Dökülen kanlar, sisler içindeki görünmez ellerce yüzyıllardır teklemeden döndürülen Kanun çarkları, dağlarda ölmeyi-öldürmeyi bekleyerek hayalet gibi dolaşan genç insanlar, kırılan kalpler, solan hayatlar… İsmail Kadare’nin en sevilen romanlarından Kırık Nisan, Şebnem Degni’nin çevirisiyle ilk kez Türkçede.

Ingeborg’un Tollak’ı

Yazar: Tore Renberg

Yayınevi: Timaş Yayınları

Yaşlı keresteci Tollak çelişkilerin adamı; gururlu ve öfkeli, dürüst ve şefkatli. Ona uzun zamandır bir anlam ifade etmeyen dünyaya lanetler yağdıran, bir süre önce ortadan kaybolan güzel karısı Ingeborg’a duyduğu aşkla dolup taşan…
Ama şimdi ölüyor Tollak.
İki çocuğu uzakta; annesi ondan vazgeçtiğinden beri Tollak’ın baktığı yarım akıllı Oddo var yanında yalnız.
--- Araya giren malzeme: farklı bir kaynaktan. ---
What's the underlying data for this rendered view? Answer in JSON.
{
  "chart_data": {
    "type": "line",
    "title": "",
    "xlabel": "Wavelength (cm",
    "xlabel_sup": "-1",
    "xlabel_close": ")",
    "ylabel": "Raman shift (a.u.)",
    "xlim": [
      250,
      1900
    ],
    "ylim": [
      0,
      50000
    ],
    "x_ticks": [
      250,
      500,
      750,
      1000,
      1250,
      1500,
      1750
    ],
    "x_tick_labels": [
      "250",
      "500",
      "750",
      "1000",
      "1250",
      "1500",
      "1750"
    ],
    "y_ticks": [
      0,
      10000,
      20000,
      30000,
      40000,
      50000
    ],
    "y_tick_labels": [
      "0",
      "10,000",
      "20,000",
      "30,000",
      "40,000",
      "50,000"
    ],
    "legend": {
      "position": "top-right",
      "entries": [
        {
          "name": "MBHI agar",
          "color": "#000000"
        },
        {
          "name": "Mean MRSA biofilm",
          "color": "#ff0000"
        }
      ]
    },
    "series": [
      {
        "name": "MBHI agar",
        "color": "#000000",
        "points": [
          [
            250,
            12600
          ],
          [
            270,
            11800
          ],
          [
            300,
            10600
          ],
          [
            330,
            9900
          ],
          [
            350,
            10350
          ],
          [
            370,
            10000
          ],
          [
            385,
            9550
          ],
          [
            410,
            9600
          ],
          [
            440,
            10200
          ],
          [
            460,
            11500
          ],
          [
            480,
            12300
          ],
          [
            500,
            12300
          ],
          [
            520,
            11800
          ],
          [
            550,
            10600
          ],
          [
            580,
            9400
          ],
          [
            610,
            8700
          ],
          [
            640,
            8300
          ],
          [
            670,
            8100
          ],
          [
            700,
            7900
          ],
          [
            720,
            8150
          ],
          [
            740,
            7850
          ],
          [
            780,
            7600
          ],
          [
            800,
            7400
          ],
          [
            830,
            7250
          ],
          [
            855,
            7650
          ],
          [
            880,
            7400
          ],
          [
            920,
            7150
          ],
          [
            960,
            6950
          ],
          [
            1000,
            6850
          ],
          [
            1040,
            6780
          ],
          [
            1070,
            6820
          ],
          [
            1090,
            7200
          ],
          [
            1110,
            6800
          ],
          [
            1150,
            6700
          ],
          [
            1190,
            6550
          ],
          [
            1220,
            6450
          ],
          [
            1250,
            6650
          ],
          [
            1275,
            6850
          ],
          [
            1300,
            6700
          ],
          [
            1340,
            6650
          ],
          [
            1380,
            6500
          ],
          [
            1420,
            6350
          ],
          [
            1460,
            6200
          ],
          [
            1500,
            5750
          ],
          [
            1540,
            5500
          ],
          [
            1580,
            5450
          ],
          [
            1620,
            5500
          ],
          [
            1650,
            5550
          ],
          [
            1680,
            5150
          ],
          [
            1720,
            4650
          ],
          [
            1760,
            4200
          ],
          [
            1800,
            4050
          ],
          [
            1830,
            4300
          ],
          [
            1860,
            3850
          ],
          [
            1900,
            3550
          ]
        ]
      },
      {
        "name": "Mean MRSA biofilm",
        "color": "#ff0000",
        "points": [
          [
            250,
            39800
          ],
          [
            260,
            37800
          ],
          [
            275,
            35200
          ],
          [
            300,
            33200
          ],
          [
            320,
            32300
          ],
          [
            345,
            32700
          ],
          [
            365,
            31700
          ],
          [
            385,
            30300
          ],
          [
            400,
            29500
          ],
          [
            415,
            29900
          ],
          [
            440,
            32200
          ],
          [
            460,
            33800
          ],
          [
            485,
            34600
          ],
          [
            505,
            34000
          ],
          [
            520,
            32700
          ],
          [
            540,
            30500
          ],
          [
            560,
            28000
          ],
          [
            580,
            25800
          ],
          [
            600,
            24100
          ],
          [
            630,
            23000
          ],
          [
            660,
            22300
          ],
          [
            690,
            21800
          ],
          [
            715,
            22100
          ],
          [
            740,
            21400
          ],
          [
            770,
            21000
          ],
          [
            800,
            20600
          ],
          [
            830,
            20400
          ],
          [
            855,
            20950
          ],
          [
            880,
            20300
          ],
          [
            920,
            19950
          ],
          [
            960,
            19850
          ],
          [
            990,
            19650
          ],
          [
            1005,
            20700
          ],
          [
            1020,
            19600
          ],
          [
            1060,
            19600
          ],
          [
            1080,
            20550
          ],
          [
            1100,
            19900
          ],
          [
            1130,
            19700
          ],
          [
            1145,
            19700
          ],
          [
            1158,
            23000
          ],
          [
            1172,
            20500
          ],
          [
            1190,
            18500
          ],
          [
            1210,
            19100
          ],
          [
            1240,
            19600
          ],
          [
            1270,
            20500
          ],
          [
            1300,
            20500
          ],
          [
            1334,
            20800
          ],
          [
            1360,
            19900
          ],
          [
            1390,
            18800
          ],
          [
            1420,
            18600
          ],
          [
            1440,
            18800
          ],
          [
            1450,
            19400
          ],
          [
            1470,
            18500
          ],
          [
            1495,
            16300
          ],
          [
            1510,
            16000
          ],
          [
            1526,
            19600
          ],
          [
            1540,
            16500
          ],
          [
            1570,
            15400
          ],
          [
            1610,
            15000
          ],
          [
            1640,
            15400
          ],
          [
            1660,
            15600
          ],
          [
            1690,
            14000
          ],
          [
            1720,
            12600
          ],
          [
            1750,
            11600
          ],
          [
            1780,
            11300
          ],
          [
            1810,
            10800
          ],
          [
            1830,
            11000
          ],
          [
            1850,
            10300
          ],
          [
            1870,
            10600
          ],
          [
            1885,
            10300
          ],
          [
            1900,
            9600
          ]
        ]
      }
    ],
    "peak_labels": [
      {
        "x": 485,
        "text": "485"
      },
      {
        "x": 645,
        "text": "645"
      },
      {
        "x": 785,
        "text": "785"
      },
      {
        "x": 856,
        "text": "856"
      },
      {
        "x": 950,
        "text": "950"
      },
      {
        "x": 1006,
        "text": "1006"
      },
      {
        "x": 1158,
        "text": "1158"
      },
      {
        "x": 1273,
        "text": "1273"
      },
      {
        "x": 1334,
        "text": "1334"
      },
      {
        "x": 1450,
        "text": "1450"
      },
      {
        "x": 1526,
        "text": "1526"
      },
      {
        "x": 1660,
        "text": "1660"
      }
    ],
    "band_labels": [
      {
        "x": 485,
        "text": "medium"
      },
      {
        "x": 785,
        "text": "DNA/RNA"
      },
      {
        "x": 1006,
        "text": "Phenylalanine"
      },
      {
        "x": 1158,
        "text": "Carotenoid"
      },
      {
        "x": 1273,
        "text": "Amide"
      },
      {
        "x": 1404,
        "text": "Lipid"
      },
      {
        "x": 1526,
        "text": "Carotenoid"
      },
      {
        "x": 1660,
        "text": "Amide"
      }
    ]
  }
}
Ancak Tollak, çocuklarının gelmesi için ısrarcı; çok geç olmadan onlarla konuşması ve sırrını paylaşması gerekiyor.
Hem büyük bir aşk hikâyesi hem de bir psikolojik gerilim anlatısı gibi okunan bu romanda Tore Renberg, dünün dünyasından bir adamın, bugünle çarpıştığı dokunaklı, karmaşık ve rahatsız edici portresini incelikle işliyor.
Eleştirmenler tarafından Cormac McCarthy, John Williams ve Tarjei Vesaas gibi yazarların eserleriyle karşılaştırılan ve Renberg’in en seçkin işi gösterilen Ingeborg’un Tollak’ı aşk, şiddet ve modern hayata direnişe dair baş döndüren bir roman.
“Kurgu teknik olarak muhteşem, bu trajik yalnız adamın hayatında geçmiş ve bugün iç içe geçiyor. Tollak, kentleşmeye, dijitalleşmeye, pragmatizme, medyaya, […] karşı yüksek sesli bir HAYIR. Onu gerçekten harekete geçiren tek şey sevgi. Tore Renberg’in Tollak’ı yakın geçmişten bize bağırıyor. Çünkü o, zamanımıza ayak uydurmak istemeyen ya da uyduramayan, dolayısıyla bu dünyada nasıl var olacağını çözemeyen karakterlerden biri. Bu roman inanılmaz derecede güçlü bir portre ve yoğun bir aile draması. Ingeborg`un Tollak’ı, Renberg’in yazar olarak geçirdiği yirmi beş yılın değerli bir kutlaması.” – Marta Norheim, NRK
“Bu sonbaharın en güçlü kitabı. Bir adamın portresi, trajik bir aile hikâyesi, bir parça kültür eleştirisi, güzel bir aşk hikâyesi… ve bir gerilim. […] Ingeborg’un Tollak’ı güçlü ve muhteşem bir anlatımla olay örgüsünü katman katman açıyor. Ve yazarın bu kitabının bana Hamsun’u hatırlattığını söylememde bir sakınca göreceğini sanmıyorum. Koşun ve hemen alın!” – Jan Ø Helgesen, Nettavisen

Evlerden Uzak

Yazar: Marilynne Robinson

Çevirmen: Birgül Oğuz

Yayınevi: Metis Yayınları

“Çünkü insan yalnızlığı bir kere tattı mı, başka türlü de var olmuş olabileceğine inanması artık imkânsızdır. Yalnızlık mutlak bir keşiftir. İnsan aydınlık bir pencereye içeriden baktığında ışıkları yanan bir odada kendi imgesini görür; göle yukarıdan baktığında da ağaçlar ve gökyüzüyle sarmalanmış kendi imgesini görür. Aldatmaca bariz, bariz olduğu kadar da pohpohlayıcıdır. İnsan karanlıktan aydınlığa baktığında ise, burası ile orası, bu ile şu arasındaki bütün farkı görür. Belki sığınacak yeri olmayan tüm insanlar içten içe öfkelidir; çatıyı, omurgayı, kaburgayı kırmak, pencereleri paramparça etmek, zemini sular seller altında bırakmak, perdeleri delik deşik etmek, kanepeyi suya batırmak isterler.”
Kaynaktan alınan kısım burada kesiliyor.